Incremental statin dose-related LDL-C lowering effect in Asians lower than reported
In Asian patients with dyslipidemia, statin intensity titration exerts favourable effects on low-density lipoprotein cholesterol (LDL-C) levels and goal attainment rates, although the magnitude appears to be lower than reports from clinical trials, according to a study.
“The LDL-C lowering effect when initiating low-, moderate-, and high-intensity statin was … 21.6 percent, 28.9 percent, and 25.2 percent, respectively. In contrast, a systemic review published by the US Agency for Healthcare Research and Quality had quoted a <30 percent, 30–50 percent, and >50-percent reduction across the three intensity bands,” the investigators said. [J Am Coll Cardiol 2019;73:3168–3209]
“One possible reason for this discrepancy is due to suboptimal medication adherence among patients in the real-world [setting]. This is supported by findings from another real-world study on LDL-lowering effect by Koren [and colleagues], which saw a 35.3-percent LDL-C reduction on starting high-intensity atorvastatin,” they noted. [BMJ Open 2019;9:e024937; Am J Med 2005;118:16-21]
The current study used real-world data from a cohort of 11,499 multiethnic Asian adults with dyslipidemia who sought primary care from a clinic in Singapore.

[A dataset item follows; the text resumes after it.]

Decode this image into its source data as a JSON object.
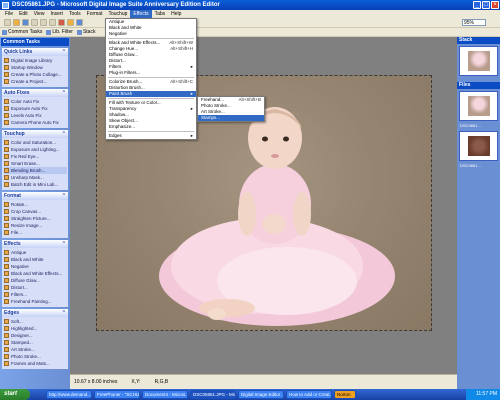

Over a 5-year period, the cohort contributed to a total of 266,762 visits, and there were 1,561 patients on statin who underwent intensity titration.
As pointed out earlier, the LDL-C lowering effect of statins in the cohort was lower than results from clinical trials (21–25 percent vs 30–63 percent). LDL-C levels decreased by 12.4−28.9 percent after up-titration, rose by 13.2–24.6 percent after down-titration, and increased by 18.1–32.1 percent following discontinuation. [Lipids Health Dis 2021;20:2]
The number of patients who achieved their LDL-C goals ranged from 26.5 percent to 47.1 percent when statin intensity was up-titrated. Furthermore, multivariate logistic regression models indicated a strong association between statin intensity up-titration and LDL-C goal attainment (odds ratios, 1.3–6.1).
Clearly, up-titration is more effective in lowering the LDL-C value than maintaining the dose, the investigators said. “There was at least 12.4-percent LDL reduction for statin up-titration compared to a relatively modest 1.1-percent reduction for no-titration. This is to be expected as constant dose of statin is typically used to maintain LDL-C rather than lower it.
“These results should be taken into consideration and provide further insight to clinicians when making statin adjustment recommendations in order to achieve LDL-C targets in clinical practice, particularly for Asian populations,” they said.
The investigators also believe that the data may inform the development of a patient decision support tool to help facilitate shared decision-making in statin therapy. “This tool is envisioned to assist patients and clinicians when selecting, initiating, and adjusting statin therapy, so as to achieve best possible clinical outcomes and minimal adverse effects.”